Moiré materials have recently emerged as widely tunable platforms hosting exotic strongly correlated and topological phenomena, including superconductivity, correlated insulator states, orbital magnetism and ferroelectricity. They can also be used to perform quantum simulation of important models in condensed matter systems. The number of materials that have been combined into moiré structures is continuously growing, currently including graphene, hexagonal boron nitride and transition metal dichalcogenides, with future prospects for expanding to 2D magnets, superconductors, and more. From an initial focus on bilayer structures, the field is now expanding to include the exploration of various types of multilayer moiré materials.
The plethora of phenomena that have been discovered in moiré systems is motivating intense research efforts ranging from understanding the origin of the unconventional superconductivity observed in magic-angle twisted bilayer graphene to investigating the interplay of correlations, magnetism, and topology in a tunable flat-band platform.
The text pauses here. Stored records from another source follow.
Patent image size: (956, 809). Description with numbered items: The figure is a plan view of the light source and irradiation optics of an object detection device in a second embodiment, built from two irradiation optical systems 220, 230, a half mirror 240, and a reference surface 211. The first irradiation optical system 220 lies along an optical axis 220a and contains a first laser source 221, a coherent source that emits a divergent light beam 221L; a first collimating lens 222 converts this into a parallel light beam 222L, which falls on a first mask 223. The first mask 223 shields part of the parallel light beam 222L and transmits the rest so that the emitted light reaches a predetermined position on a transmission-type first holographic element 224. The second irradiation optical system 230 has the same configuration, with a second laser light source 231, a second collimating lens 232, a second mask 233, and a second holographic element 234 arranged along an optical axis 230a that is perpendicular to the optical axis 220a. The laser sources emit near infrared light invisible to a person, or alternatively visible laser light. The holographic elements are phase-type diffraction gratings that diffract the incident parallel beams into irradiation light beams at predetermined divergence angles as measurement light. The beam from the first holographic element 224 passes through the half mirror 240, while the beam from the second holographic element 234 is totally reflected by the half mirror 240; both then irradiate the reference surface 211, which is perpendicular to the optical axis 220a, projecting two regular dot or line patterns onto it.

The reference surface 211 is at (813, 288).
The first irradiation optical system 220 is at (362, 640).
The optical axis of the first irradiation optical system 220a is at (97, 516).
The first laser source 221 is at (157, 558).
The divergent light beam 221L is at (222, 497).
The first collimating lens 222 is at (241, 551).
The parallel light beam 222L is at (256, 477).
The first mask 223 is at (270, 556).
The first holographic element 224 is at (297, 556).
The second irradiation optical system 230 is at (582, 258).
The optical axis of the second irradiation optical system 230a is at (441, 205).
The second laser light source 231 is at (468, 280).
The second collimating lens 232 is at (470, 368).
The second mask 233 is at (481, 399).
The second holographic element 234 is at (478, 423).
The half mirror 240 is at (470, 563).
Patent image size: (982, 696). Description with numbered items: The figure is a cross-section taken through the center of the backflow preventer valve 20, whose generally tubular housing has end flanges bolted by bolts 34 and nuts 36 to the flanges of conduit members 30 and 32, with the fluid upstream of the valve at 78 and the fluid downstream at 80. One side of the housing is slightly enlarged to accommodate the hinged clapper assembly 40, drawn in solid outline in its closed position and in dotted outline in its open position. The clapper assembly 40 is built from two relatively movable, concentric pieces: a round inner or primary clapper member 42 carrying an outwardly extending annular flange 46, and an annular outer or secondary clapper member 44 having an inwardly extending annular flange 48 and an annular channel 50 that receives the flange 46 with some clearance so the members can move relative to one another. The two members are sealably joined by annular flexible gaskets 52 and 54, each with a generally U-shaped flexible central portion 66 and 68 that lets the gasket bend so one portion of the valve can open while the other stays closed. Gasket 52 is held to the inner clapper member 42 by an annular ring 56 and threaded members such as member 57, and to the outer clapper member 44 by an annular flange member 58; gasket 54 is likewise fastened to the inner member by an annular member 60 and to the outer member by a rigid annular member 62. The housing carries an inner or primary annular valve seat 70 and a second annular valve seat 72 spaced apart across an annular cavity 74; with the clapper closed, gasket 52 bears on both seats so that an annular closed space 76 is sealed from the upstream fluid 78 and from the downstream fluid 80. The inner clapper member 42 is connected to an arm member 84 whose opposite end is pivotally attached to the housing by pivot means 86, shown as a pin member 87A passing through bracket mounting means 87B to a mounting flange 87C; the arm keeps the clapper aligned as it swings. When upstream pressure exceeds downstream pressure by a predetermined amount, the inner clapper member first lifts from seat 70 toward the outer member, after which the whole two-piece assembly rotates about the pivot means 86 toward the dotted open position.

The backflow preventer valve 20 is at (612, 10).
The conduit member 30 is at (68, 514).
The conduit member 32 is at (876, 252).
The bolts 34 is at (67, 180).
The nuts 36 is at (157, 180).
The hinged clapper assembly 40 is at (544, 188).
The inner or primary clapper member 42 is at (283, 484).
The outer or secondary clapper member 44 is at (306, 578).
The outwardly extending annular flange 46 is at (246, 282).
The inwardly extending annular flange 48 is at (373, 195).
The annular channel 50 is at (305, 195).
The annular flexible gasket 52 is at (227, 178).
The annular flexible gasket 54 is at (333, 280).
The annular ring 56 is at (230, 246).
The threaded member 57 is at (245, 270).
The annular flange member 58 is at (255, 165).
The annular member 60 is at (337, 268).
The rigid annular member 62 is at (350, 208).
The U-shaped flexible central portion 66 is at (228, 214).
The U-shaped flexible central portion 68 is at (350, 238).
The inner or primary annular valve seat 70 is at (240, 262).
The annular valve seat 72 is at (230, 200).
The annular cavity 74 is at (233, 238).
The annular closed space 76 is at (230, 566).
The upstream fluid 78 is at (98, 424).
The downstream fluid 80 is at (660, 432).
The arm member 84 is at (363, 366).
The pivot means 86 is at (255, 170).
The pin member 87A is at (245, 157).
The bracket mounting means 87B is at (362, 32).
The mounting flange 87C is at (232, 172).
The increasing number of moiré materials being studied and the richness of emerging new phenomena make this one of the most rapidly evolving fields in condensed matter physics.
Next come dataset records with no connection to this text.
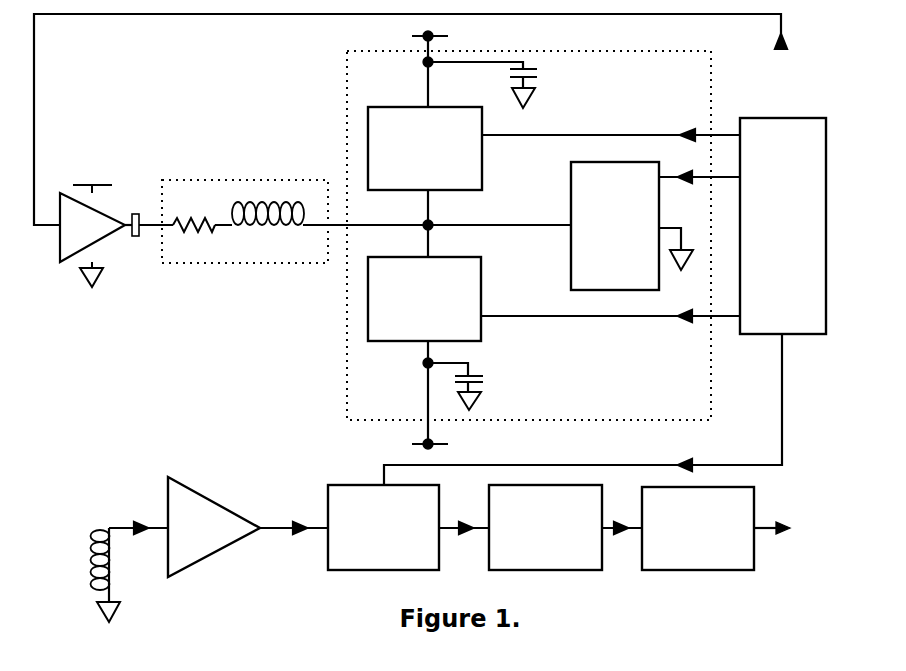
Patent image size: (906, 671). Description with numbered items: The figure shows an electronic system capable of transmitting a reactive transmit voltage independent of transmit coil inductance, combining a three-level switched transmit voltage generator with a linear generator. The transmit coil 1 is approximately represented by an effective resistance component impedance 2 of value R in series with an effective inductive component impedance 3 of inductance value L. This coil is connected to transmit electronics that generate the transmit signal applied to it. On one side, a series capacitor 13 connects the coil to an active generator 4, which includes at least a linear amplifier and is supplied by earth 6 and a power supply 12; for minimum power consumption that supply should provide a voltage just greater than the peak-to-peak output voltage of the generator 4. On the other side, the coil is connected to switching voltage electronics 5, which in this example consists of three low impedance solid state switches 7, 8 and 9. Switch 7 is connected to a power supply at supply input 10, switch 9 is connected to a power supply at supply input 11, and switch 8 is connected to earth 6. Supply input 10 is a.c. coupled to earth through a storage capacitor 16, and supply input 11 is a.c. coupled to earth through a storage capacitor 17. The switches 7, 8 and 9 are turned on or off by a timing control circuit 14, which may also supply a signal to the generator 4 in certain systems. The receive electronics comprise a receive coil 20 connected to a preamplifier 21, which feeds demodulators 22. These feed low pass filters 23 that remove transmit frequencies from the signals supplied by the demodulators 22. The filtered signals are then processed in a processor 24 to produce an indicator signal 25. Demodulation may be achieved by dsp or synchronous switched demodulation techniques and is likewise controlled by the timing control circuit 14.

The transmit coil 1 is at (217, 180).
The effective resistance component impedance 2 is at (217, 230).
The effective inductive component impedance 3 is at (283, 228).
The active generator 4 is at (92, 227).
The switching voltage electronics 5 is at (713, 102).
The earth 6 is at (83, 278).
The solid state switch 7 is at (425, 148).
The solid state switch 8 is at (626, 226).
The solid state switch 9 is at (424, 299).
The supply input 10 is at (420, 36).
The supply input 11 is at (415, 443).
The power supply 12 is at (103, 184).
The series capacitor 13 is at (136, 238).
The timing control circuit 14 is at (783, 226).
The storage capacitor 16 is at (540, 74).
The storage capacitor 17 is at (483, 378).
The receive coil 20 is at (92, 547).
The preamplifier 21 is at (214, 527).
The demodulators 22 is at (383, 527).
The low pass filters 23 is at (545, 527).
The processor 24 is at (698, 528).
The indicator signal 25 is at (804, 528).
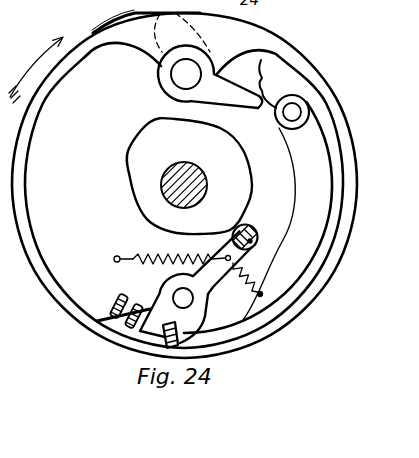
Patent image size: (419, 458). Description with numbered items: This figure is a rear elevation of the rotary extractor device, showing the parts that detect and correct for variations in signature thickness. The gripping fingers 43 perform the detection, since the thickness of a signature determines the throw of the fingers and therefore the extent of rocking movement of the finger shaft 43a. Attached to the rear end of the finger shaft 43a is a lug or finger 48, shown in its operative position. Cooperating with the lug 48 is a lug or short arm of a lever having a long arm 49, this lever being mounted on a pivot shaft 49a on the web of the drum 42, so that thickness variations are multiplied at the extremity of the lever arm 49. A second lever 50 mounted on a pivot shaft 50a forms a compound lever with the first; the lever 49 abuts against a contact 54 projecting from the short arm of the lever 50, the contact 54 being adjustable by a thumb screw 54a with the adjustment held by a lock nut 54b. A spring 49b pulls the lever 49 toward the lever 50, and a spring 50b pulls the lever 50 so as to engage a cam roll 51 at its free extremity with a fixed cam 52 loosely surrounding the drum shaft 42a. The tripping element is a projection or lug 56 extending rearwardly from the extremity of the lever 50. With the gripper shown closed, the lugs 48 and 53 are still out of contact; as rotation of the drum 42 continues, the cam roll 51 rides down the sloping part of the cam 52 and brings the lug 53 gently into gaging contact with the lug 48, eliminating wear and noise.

This symposium will focus on both experimental and theoretical efforts to understand and characterize phenomena arising in moiré materials, covering the different directions the field is taking, including transport and scanning tunnelling microscopy studies, optical characterization, investigation of magnetic phenomena, efforts to improve fabrication strategies to solve the issue of twist-angle disorder, and the use of moiré materials as quantum simulators.